Inhaltlich bringen sie kaum Neues. Zum Teil fallen sie zurück hinter Beschlüsse der großen Gipfel-Konferenzen im vergangenen Jahrzehnt. So war etwa das Prinzip der Nachhaltigkeit auf dem Rio-Gipfel präziser und vor allem entwicklungspolitisch umfassender gefasst und das Aktionsprogramm zur Gendergerechtigkeit wurde in Peking konkreter und weitreichender formuliert.

Neu dagegen ist die Öffentlichkeitswirksamkeit des Millenniumprogrammes. Nicht ohne Grund. Die Vereinten Nationen hatten aus den Erfahrungen von Programmen in der Vergangenheit den Schluss gezogen, dass die Regierungen ohne hinreichend öffentlichen Druck ihren Verpflichtungen nicht nachkommen. In der Öffentlichkeitswirksamkeit liegen Chance und Risiko. Chance, weil sie die Entwicklungspolitik aus ihrem Schattendasein herausholen könnte; Risiko, weil ein Bankrott des Millenniumprogrammes Akzeptanz und Glaubwürdigkeit der Entwicklungspolitik nachhaltig zerstören würden. In der Tat gab es bisher keinen vergleichbaren Mobilisierungsdruck auf die politischen Entscheidungsträger.
„No excuse“ heißt der Slogan, mit dem die Millenniumskampagne der Vereinten Nationen die globale Zivilgesellschaft mobilisiert. Und das bedeutet nicht zuletzt: Kein Pardon für Regierungen, die ihren Hausaufgaben nicht nachkommen.

Die Zwischenbilanz jedoch fällt frustrierend aus. Trotz aller Anstrengungen, die Armut zu reduzieren, wächst das Elend. Es wäre schon ein Erfolg, die weitere Verelendung zu stoppen, doch selbst das gelingt nicht. Erfolge sind dort am geringsten oder ausgeblieben, wo sie am nötigsten wären, in den ärmsten Ländern. Und das betrifft vor allem Afrika südlich der Sahara.

Die WHO bestätigt den Trend. Krankheit und Hunger nehmen gerade in den ärmsten Ländern zu. Vielerorts liegt die Kindersterblichkeit heute höher als vor fünfzehn Jahren. Es rächt sich, dass die Armutsbekämpfung über Jahrzehnte hinweg von allen Seiten vernachlässigt worden ist. Für die reichen Länder war Entwicklungshilfe zu oft kaum mehr als ein Feigenblatt. Sie reichte nicht, der Globalisierung die Schärfe zu nehmen. Das ungerechte Handelssystem ist bis heute nicht korrigiert worden. Der Markt wird es nicht richten, und dass er frei sei, ist ein Mantra der Mächtigen.
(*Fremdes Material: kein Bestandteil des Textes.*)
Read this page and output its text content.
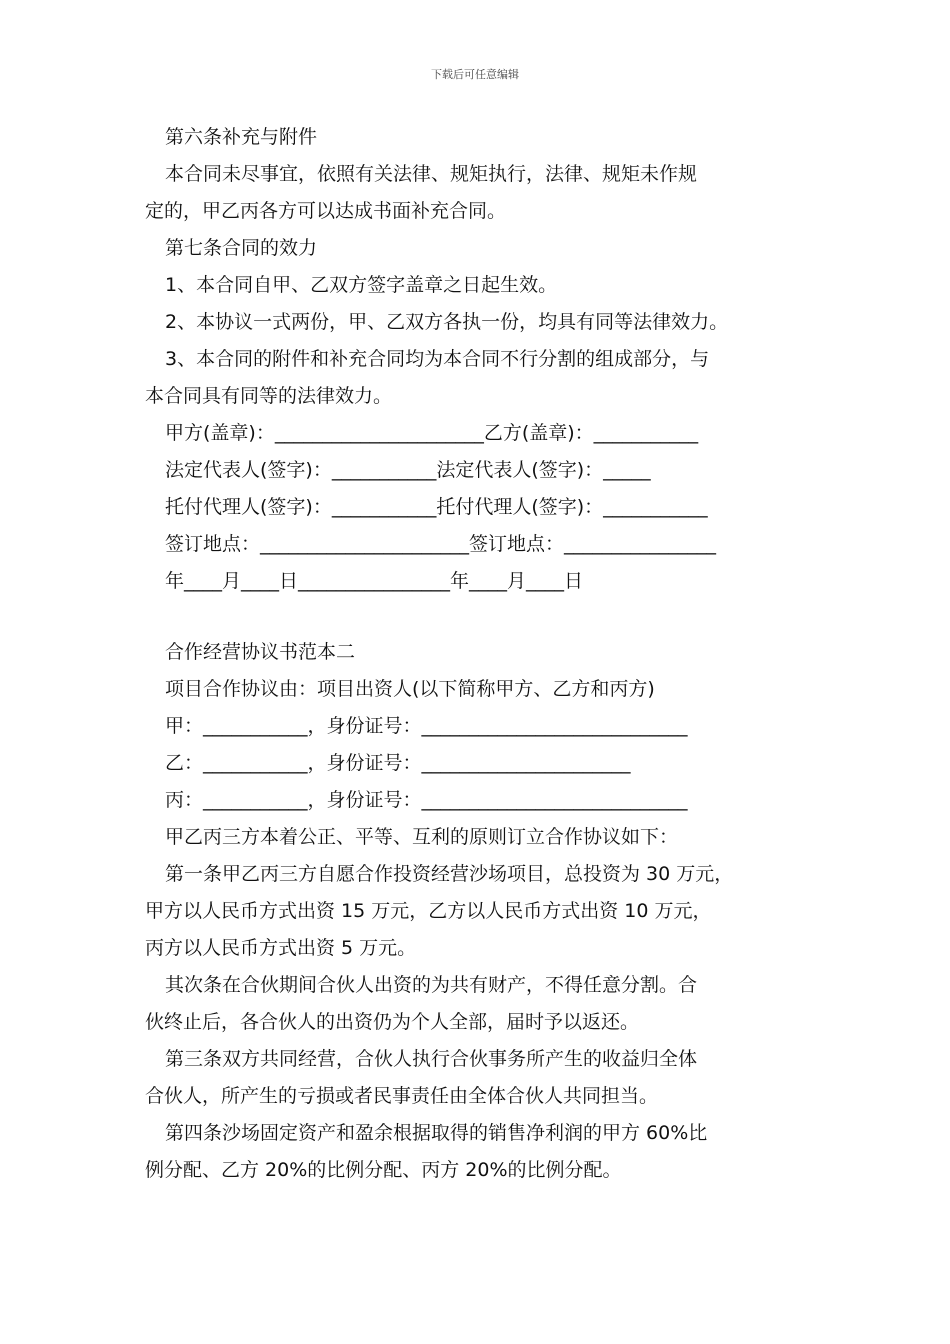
下载后可任意编辑

第六条补充与附件

本合同未尽事宜，依照有关法律、规矩执行，法律、规矩未作规

定的，甲乙丙各方可以达成书面补充合同。

第七条合同的效力

1、本合同自甲、乙双方签字盖章之日起生效。

2、本协议一式两份，甲、乙双方各执一份，均具有同等法律效力。

3、本合同的附件和补充合同均为本合同不行分割的组成部分，与

本合同具有同等的法律效力。

甲方(盖章)：______________________乙方(盖章)：___________

法定代表人(签字)：___________法定代表人(签字)：_____

托付代理人(签字)：___________托付代理人(签字)：___________

签订地点：______________________签订地点：________________

年____月____日________________年____月____日

合作经营协议书范本二

项目合作协议由：项目出资人(以下简称甲方、乙方和丙方)

甲：___________，身份证号：____________________________

乙：___________，身份证号：______________________

丙：___________，身份证号：____________________________

甲乙丙三方本着公正、平等、互利的原则订立合作协议如下：

第一条甲乙丙三方自愿合作投资经营沙场项目，总投资为 30 万元，

甲方以人民币方式出资 15 万元，乙方以人民币方式出资 10 万元，

丙方以人民币方式出资 5 万元。

其次条在合伙期间合伙人出资的为共有财产，不得任意分割。合

伙终止后，各合伙人的出资仍为个人全部，届时予以返还。

第三条双方共同经营，合伙人执行合伙事务所产生的收益归全体

合伙人，所产生的亏损或者民事责任由全体合伙人共同担当。

第四条沙场固定资产和盈余根据取得的销售净利润的甲方 60%比

例分配、乙方 20%的比例分配、丙方 20%的比例分配。
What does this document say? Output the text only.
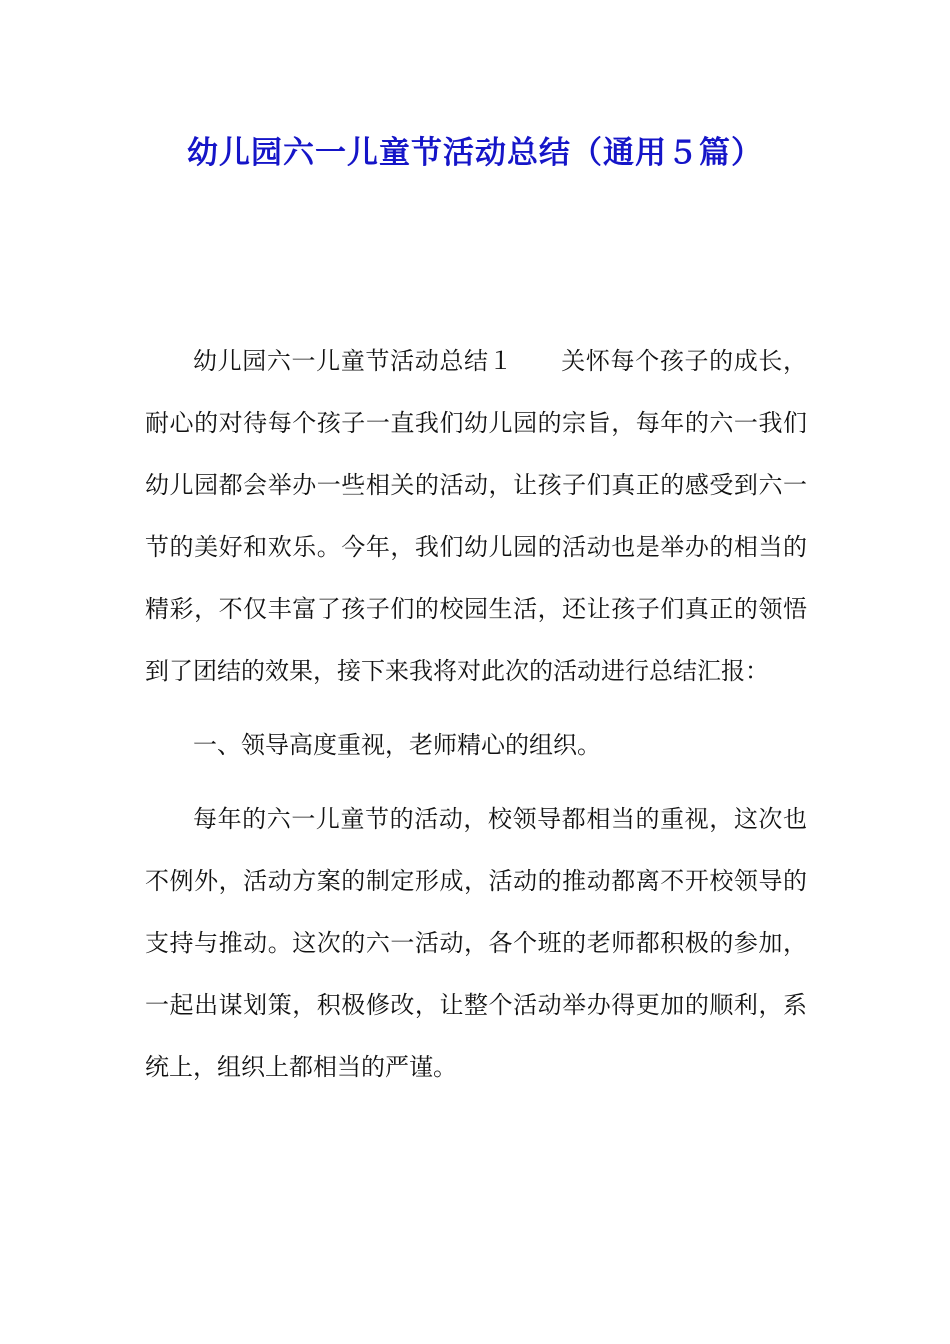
幼儿园六一儿童节活动总结（通用５篇）

幼儿园六一儿童节活动总结１ 关怀每个孩子的成长，耐心的对待每个孩子一直我们幼儿园的宗旨，每年的六一我们幼儿园都会举办一些相关的活动，让孩子们真正的感受到六一节的美好和欢乐。今年，我们幼儿园的活动也是举办的相当的精彩，不仅丰富了孩子们的校园生活，还让孩子们真正的领悟到了团结的效果，接下来我将对此次的活动进行总结汇报：

一、领导高度重视，老师精心的组织。

每年的六一儿童节的活动，校领导都相当的重视，这次也不例外，活动方案的制定形成，活动的推动都离不开校领导的支持与推动。这次的六一活动，各个班的老师都积极的参加，一起出谋划策，积极修改，让整个活动举办得更加的顺利，系统上，组织上都相当的严谨。
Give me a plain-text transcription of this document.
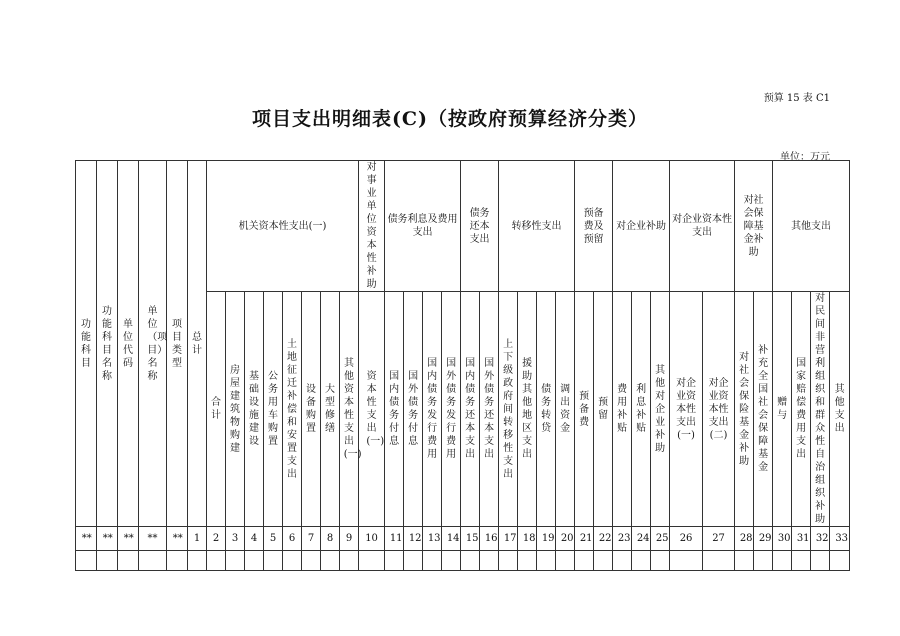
预算 15 表 C1
项目支出明细表(C)（按政府预算经济分类）
单位：万元
功能科目	功能科目名称	单位代码	单位（项目）名称	项目类型	总计	机关资本性支出(一)								对事业单位资本性补助	债务利息及费用支出				债务还本支出		转移性支出				预备费及预留		对企业补助			对企业资本性支出		对社会保障基金补助		其他支出			
						合计	房屋建筑物购建	基础设施建设	公务用车购置	土地征迁补偿和安置支出	设备购置	大型修缮	其他资本性支出(一)	资本性支出(一)	国内债务付息	国外债务付息	国内债务发行费用	国外债务发行费用	国内债务还本支出	国外债务还本支出	上下级政府间转移性支出	援助其他地区支出	债务转贷	调出资金	预备费	预留	费用补贴	利息补贴	其他对企业补助	对企业资本性支出(一)	对企业资本性支出(二)	对社会保险基金补助	补充全国社会保障基金	赠与	国家赔偿费用支出	对民间非营利组织和群众性自治组织补助	其他支出
**	**	**	**	**	1	2	3	4	5	6	7	8	9	10	11	12	13	14	15	16	17	18	19	20	21	22	23	24	25	26	27	28	29	30	31	32	33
Die Industrieländer haben bisher weder die strukturellen noch die finanziellen Rahmenbedingungen geschaffen, um ihren Beitrag zu leisten. Sie haben ihre Politik weder konsequent auf Armutsbekämpfung ausgerichtet, noch ihre Ansätze abgestimmt und koordiniert. Eine kohärente Gesamtpolitik - nicht nur der Entwicklung und Zusammenarbeit – ist nicht erkennbar.

Weil es so offensichtlich ist, dass die bisherigen Anstrengungen den Erfordernissen bei weitem nicht genügen und weil im September die Vereinten Nationen wohl einen wenig schmeichelhaften Zwischenbericht vorlegen werden – und das medienwirksam -, haben sich seit Jahresanfang die Politiker mit Vorschlägen und Papieren zur Bekämpfung der Armut und Finanzierung der Entwicklung überschlagen.

Papiere zuhauf, widersprüchlich obendrein, so dass man den Verdacht nicht los wird, dass sie lanciert werden, um gemeinsamen Verpflichtungen auszuweichen und dem anderen den Schwarzen Peter zuzuschieben. Das gilt nicht zuletzt in der wichtigen Frage der Finanzierung des Schuldennachlasses.

Um „Armut zur Geschichte“ zu machen, wird es noch erheblichen öffentlichen Drucks bedürfen, damit all die Papiere nicht Papier werden für die blaue Tonne.